Dans le vignoble bordelais, "bon sens" et réveil avancé pour les travaux sous canicule

Le soleil n'est pas encore levé que les ouvriers viticoles s'activent dès 06h00, profitant de la fraîcheur de l'aube, dans une parcelle de merlot de Porte-de-Benauge, en Gironde, où les températures doivent dépasser les 30°C pour la quatrième journée consécutive.

Situé à une vingtaine de kilomètres de Bordeaux, dans l'appellation Entre-deux-Mers, le domaine familial Vignobles Chaigne et Fils a basculé ses travaux des vignes en horaire estival (06h-14H) depuis le début du mois de mai.

"C'est le bon sens qui gouverne. On ne fait qu'appliquer ce que faisaient nos grands-parents, qui se levaient à l'aube pour nourrir les bêtes. Ils partaient à la sieste aux heures les plus chaudes, avant de repartir aux champs de la fin d'après-midi jusqu'au crépuscule", explique le propriétaire du château et vigneron indépendant Régis Chaigne.

- Tracteurs climatisés -

En cette matinée précaniculaire, en attendant les 37°C prévus en Gironde dans l'après-midi selon Météo-France, trois ouvriers sillonnent les rangs, sur l'herbe encore mouillée, pour planter 300 jeunes pieds de vignes, les disséminant dans une parcelle de sept hectares.

"J'ai mis le réveil à 04H00, c'est une habitude à prendre, c'est plus facile, à 14h00 max on aura fini... pour être tranquille l'après-midi avec cette chaleur", explique Gabriel Beynet, étudiant en BTS Viti-Oenologie et apprenti au château.

Mains dans la terre, debout le dos penché, le jeune homme de 20 ans réalise ces opérations physiques de "raccotage" -le fait de remplacer des vignes mortes par de nouveaux plants-, jusqu'à une première pause boissons vers 08h30, quand les premiers rayons du soleil font déjà monter le mercure au-dessus des 23°C.
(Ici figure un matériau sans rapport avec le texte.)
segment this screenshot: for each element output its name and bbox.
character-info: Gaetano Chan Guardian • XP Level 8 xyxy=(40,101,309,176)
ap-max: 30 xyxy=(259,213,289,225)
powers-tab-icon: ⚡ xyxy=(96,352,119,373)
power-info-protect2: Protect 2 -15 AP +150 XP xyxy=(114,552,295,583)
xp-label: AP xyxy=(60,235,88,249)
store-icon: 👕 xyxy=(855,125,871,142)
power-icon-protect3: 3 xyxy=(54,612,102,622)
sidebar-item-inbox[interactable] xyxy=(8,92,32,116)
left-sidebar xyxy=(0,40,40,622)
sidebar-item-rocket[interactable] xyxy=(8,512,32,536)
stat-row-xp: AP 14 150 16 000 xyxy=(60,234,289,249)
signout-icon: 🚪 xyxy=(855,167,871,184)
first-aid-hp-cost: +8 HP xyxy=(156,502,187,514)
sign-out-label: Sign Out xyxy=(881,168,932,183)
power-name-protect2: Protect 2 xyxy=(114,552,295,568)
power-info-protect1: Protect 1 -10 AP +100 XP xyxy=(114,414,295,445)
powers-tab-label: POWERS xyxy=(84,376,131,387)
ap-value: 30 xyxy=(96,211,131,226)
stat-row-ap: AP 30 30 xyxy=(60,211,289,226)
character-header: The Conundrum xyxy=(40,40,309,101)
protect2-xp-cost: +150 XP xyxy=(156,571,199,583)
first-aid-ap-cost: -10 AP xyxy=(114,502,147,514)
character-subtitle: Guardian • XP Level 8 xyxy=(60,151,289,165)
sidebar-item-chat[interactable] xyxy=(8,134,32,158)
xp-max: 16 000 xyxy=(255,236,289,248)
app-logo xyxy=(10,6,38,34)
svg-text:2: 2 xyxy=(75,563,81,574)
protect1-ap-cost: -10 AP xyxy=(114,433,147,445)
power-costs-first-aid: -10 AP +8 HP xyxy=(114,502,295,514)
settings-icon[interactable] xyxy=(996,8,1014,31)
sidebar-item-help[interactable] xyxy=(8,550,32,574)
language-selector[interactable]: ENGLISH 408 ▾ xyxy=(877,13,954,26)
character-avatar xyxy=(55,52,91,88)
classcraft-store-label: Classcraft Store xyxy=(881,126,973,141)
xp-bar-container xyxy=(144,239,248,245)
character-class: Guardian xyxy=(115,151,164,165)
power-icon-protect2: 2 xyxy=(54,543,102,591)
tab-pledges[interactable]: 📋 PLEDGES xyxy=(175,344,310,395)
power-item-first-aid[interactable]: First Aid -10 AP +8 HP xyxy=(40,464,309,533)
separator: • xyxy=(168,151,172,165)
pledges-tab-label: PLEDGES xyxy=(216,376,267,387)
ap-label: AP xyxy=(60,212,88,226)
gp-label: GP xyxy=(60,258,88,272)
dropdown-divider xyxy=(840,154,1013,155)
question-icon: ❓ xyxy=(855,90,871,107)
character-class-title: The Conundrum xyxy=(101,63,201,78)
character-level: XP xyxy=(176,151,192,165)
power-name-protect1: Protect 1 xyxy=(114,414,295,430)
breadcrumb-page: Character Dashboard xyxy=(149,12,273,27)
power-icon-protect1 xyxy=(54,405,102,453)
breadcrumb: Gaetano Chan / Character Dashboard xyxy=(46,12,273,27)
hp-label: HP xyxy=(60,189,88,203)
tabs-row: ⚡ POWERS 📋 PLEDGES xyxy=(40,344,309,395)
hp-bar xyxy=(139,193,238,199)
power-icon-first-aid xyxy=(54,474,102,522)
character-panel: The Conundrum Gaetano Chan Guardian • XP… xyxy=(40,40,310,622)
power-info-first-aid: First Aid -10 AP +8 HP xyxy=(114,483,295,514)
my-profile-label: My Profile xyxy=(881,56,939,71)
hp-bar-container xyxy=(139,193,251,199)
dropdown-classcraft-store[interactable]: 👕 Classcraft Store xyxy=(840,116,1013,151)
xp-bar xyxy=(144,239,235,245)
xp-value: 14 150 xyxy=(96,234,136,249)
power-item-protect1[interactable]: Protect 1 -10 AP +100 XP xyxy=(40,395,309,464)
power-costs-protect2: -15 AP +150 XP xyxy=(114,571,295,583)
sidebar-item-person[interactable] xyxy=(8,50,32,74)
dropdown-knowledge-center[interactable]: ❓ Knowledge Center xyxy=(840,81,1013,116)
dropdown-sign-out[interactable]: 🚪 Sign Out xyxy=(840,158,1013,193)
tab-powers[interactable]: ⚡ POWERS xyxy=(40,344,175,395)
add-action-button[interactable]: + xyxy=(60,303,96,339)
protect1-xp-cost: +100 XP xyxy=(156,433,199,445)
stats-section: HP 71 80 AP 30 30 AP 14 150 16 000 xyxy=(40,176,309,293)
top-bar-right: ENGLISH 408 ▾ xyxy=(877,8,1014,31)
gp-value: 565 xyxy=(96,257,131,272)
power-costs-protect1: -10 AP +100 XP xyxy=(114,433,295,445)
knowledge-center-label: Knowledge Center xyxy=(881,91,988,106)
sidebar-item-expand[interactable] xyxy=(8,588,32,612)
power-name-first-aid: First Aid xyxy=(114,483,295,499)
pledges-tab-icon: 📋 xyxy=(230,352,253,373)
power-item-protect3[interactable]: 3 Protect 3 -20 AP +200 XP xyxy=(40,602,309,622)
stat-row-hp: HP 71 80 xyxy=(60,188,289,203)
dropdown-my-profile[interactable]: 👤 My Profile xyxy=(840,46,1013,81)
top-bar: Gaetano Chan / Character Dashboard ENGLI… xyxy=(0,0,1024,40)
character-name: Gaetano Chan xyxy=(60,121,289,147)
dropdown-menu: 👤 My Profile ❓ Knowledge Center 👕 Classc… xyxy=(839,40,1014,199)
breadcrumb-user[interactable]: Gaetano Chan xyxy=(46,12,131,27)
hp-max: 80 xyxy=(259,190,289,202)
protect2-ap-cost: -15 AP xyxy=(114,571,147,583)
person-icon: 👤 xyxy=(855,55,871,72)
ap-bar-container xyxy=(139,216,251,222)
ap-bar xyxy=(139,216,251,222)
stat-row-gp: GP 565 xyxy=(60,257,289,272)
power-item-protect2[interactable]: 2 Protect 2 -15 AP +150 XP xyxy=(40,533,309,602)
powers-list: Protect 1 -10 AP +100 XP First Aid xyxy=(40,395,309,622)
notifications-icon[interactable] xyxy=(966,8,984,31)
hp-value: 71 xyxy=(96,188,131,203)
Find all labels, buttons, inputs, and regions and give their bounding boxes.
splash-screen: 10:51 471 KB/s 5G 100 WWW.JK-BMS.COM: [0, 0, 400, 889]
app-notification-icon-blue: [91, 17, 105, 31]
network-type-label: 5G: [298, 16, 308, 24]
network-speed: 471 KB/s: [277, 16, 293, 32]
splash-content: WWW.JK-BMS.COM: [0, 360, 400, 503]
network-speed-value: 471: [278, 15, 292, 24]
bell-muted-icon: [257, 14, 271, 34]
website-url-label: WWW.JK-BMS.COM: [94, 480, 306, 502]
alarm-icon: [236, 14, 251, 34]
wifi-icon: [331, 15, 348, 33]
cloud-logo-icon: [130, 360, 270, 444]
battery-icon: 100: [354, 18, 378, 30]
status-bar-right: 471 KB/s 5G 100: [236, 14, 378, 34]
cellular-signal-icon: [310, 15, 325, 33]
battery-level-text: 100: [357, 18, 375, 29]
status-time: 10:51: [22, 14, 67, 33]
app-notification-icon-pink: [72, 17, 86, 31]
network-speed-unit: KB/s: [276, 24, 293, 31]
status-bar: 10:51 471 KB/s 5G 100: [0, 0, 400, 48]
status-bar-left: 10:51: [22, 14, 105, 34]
"La tâche est bientôt terminée alors qu'elle était épuisante. On fait ça le matin de bonne heure, avant de basculer sur des travaux plus adaptés à la chaleur qui arrive, souvent dans des tracteurs à cabine climatisée", explique Stéphane Brouchican, chef de culture de 52 ans, et ancien ouvrier viticole de cet établissement converti en bio en 2022.

- Adaptation et système D -

Les jeunes plants en racines nues, poussés en pépinière et sortis du frigo le matin même de la plantation, doivent être ensuite rapidement arrosés, puis à nouveau dans quelques jours, car "sinon, avec la chaleur, le pied finira par mourir", met en garde M. Brouchichan.

Son équipe de trois ouvriers - un tractoriste, une saisonnière et un apprenti - sillonne ensuite les vignes, casquettes sur la tête et tuyaux en mains, derrière une cuve d'eau tirée par un tracteur... où ont été soudés deux vieux sièges de 4/4 et deux cales-pieds pour éviter des kilomètres à pied.

"Quand on été ouvrier pendant des années, on sait ce que c'est que de marcher durant des heures derrière le tracteur. Là le boulot sera fait pareil, et même mieux", sourit le chef de culture, satisfait de sa trouvaille "système D".

Alors que le soleil grimpe plus haut dans ciel, le tractoriste désigne un trou dans le métal du châssis surmonté d'une ceinture de fil de fer modulable. "Là c'est pour le mettre le parasol quand ça tapera fort, y'a pire, non?".